Release of the document earlier this month thrust the pontiff to the centre of the global debate on climate change, as he berated politicians for creating a system that serves wealthy countries at the expense of the poorest.

Activists and religious leaders will gather in Rome on Sunday, marching through the Eternal City before the Vatican welcomes campaigners to the conference, which will focus on the UN’s impending climate change summit.

Protesters have chosen the French embassy as their starting point – a Renaissance palace famed for its beautiful frescoes, but more significantly a symbol of the United Nations climate change conference, which will be hosted by Paris this December.

Nearly 500 years since Galileo was found guilty of heresy, the Holy See is leading the rallying cry for the world to wake up and listen to scientists on climate change. Multi-faith leaders will walk alongside scientists and campaigners, hailing from organisations including Greenpeace and Oxfam Italy, marching to the Vatican to celebrate the pope’s tough stance on environmental issues.

The imminent arrival of Klein within the Vatican walls has raised some eyebrows, but the involvement of lay people in church discussions is not without precedent.

Ban Ki-moon, the UN secretary-general, delivered the keynote address at a Vatican summit in April on climate change and poverty. Anticipating the encyclical, he said he was depending on the pope’s “moral voice and moral leadership” to speed up action.

When it came to the presentation of the document itself, the pontiff picked a five-strong panel, including a Rome school teacher and a leading scientist. Hans Joachim Schellnhuber, who heads the Potsdam Institute for Climate Impact Research, used the time to give churchmen a lesson in climate science.

The pope has upset some conservatives for drawing people from outside the clergy into the heart of the debate, while critics have also argued the Catholic church should not be involved in an issue that should be left to presidents and policy-makers.

But Klein said the pope’s position as a “moral voice” in the world – and leader of 1.2 billion Catholics – gives him the unique ability to unite campaigners fighting for a common goal. “The holistic view of the encyclical should be a catalyst to bring together the twin economic and climate crises, instead of treating them separately,” she said.

Much of the pope’s discourse focuses on the need to give developing countries a greater voice in climate change negotiations, a view that sits uncomfortably among some in developed nations. “There are a lot of people who are having a lot of trouble in realising there is a voice with such global authority from the global south.

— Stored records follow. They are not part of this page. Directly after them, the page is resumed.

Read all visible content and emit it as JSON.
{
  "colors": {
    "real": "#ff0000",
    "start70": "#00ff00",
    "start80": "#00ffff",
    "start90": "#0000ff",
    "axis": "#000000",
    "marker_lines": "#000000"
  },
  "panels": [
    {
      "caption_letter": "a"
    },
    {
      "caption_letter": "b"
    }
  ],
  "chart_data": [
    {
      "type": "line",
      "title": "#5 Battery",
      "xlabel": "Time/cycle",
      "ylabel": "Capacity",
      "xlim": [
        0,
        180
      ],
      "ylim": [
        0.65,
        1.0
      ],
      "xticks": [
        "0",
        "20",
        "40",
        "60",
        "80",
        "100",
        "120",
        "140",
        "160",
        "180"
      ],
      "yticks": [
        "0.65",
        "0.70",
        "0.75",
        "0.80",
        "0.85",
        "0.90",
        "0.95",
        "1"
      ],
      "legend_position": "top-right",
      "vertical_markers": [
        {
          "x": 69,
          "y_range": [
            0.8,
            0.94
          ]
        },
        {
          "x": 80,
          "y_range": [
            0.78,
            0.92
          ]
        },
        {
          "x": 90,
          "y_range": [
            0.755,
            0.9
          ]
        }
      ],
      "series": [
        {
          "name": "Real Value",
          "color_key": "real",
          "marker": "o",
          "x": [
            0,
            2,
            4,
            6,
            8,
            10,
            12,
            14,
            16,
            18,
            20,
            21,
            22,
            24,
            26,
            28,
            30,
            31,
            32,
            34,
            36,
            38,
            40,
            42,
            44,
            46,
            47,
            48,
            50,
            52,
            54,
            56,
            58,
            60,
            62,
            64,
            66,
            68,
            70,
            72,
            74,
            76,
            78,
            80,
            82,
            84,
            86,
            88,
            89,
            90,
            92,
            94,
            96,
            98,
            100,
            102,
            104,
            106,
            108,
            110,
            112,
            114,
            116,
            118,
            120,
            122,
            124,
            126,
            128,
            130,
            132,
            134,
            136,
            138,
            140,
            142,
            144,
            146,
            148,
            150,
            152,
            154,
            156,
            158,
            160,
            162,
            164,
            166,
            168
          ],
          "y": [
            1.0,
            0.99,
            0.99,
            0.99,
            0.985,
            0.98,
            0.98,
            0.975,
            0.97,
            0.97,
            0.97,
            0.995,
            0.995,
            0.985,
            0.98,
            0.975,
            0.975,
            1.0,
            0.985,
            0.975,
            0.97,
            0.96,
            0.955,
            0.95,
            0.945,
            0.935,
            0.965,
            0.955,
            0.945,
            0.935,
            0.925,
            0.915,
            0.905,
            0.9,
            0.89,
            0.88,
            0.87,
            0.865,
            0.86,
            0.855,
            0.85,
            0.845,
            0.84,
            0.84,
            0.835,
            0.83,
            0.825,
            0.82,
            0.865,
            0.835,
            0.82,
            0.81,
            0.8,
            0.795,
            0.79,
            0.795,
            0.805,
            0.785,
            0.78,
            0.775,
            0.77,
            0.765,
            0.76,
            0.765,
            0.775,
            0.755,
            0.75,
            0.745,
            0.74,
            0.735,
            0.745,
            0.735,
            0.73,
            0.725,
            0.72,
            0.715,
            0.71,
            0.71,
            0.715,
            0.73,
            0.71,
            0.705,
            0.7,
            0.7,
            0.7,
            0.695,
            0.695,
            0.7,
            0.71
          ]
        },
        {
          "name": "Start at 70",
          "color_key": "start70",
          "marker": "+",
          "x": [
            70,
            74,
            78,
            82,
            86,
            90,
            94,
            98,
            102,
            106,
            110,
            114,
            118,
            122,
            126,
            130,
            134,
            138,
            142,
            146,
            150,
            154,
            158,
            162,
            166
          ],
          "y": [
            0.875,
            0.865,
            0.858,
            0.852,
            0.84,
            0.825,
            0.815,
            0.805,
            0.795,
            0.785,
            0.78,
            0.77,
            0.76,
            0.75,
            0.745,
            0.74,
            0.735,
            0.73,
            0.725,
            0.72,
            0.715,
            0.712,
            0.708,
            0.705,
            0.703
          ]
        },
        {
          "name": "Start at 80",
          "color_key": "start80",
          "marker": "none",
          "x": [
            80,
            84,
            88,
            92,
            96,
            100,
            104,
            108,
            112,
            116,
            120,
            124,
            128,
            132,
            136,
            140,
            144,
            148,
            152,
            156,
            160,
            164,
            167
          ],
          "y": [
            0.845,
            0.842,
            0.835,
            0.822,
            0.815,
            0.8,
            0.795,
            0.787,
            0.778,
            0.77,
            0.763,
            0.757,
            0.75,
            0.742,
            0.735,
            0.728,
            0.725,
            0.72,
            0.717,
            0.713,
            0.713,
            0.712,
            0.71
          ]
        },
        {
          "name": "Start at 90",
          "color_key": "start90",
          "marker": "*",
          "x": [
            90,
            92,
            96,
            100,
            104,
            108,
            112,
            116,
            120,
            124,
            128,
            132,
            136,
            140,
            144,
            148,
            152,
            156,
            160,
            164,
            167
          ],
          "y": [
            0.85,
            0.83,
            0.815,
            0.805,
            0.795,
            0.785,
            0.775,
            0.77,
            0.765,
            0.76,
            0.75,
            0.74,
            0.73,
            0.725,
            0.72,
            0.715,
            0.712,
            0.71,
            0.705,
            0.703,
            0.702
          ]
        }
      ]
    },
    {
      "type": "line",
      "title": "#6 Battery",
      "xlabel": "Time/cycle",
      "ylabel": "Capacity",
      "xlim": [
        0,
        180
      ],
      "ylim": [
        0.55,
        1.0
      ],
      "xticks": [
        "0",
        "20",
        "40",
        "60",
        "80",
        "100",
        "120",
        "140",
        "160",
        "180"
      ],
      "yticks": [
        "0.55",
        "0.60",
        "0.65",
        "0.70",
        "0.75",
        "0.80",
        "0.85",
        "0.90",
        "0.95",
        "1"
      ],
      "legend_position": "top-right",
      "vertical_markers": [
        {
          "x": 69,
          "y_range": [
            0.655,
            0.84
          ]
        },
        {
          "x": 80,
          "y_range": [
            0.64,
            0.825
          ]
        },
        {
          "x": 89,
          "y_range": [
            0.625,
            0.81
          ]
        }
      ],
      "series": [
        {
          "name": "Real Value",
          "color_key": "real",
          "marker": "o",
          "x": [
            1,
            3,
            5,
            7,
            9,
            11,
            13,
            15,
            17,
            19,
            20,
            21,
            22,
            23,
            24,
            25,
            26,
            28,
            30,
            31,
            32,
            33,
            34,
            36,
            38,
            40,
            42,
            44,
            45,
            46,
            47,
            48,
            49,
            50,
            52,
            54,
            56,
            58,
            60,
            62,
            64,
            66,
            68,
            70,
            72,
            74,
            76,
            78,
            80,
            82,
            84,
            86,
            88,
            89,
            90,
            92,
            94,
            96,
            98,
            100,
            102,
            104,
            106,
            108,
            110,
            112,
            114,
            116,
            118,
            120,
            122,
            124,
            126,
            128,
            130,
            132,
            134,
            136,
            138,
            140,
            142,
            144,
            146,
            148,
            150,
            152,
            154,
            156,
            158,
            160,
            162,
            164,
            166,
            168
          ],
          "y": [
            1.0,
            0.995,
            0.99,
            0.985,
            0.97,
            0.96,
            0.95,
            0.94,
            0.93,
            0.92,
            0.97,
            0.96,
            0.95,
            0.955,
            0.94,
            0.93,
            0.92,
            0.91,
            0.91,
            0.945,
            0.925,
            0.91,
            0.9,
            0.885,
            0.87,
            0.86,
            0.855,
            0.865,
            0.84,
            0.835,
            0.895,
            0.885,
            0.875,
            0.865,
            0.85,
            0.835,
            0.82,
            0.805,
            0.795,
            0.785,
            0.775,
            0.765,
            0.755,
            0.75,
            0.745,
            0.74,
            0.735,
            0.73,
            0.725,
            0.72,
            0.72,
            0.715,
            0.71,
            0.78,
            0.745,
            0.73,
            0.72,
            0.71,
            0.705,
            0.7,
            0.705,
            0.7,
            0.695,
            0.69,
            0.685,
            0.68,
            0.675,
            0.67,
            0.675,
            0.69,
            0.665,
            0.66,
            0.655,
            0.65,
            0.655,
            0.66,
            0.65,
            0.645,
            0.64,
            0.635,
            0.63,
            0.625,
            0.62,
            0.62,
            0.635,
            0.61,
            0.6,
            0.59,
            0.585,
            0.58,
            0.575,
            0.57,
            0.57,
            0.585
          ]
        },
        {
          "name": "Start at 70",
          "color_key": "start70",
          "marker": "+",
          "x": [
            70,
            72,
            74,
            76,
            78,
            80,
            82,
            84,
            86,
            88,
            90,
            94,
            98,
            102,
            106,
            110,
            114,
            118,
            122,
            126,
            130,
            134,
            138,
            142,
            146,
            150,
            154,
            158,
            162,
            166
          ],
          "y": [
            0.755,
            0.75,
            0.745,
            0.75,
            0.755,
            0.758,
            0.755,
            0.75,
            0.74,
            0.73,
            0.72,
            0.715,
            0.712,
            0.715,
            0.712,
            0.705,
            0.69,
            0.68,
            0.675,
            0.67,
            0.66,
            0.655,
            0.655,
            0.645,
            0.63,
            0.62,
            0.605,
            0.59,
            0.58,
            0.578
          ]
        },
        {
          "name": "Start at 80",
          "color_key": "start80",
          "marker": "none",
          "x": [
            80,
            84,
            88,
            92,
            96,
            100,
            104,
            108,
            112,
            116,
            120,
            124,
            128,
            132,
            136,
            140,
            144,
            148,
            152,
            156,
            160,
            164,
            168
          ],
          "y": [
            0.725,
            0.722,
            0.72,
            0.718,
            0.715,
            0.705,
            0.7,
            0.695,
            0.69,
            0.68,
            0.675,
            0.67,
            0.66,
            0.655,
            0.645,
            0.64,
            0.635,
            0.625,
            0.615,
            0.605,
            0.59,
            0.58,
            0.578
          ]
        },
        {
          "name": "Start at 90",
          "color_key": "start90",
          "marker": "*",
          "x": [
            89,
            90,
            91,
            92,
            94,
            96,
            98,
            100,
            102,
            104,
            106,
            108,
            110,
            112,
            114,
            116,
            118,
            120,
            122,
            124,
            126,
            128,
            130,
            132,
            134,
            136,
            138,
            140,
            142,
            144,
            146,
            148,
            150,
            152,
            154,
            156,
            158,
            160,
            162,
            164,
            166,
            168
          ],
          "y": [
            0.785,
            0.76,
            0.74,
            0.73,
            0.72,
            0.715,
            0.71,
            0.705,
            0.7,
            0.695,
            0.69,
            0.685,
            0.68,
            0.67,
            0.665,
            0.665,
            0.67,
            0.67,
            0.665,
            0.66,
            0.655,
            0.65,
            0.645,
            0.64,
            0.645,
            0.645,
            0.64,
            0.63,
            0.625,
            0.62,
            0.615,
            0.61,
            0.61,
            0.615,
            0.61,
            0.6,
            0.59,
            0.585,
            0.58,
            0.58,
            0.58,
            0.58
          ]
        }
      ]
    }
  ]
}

That’s why we’re getting this condescending view, of ‘leave the economics to us’,” said Klein.

She views the rise of Francis as an environmental campaigner as marking a welcome shift not only in the international sphere but also at the Holy See: “We’re seeing the power base within the Vatican shift, with a Ghanaian cardinal [Turkson] and an Argentine pope. They’re doing something very brave.”

While the upcoming conference is centred on the pope’s encyclical, delegates will also be looking ahead to decisive international meetings this year. Before the Paris talks comes a UN summit, where states are due to commit to sustainable development goals, which will inevitably affect the environment.

The pope will fly into New York on the first day of the meeting and address the UN general assembly, reinforcing his message and emboldening countries worst affected by climate change.

For Klein, the papal visit will mark a much-needed change in the way negotiators discuss the environment. “There’s a way in which UN discourse sanitises the extent to which this is a moral crisis,” she said. “It cries out for a moral voice.”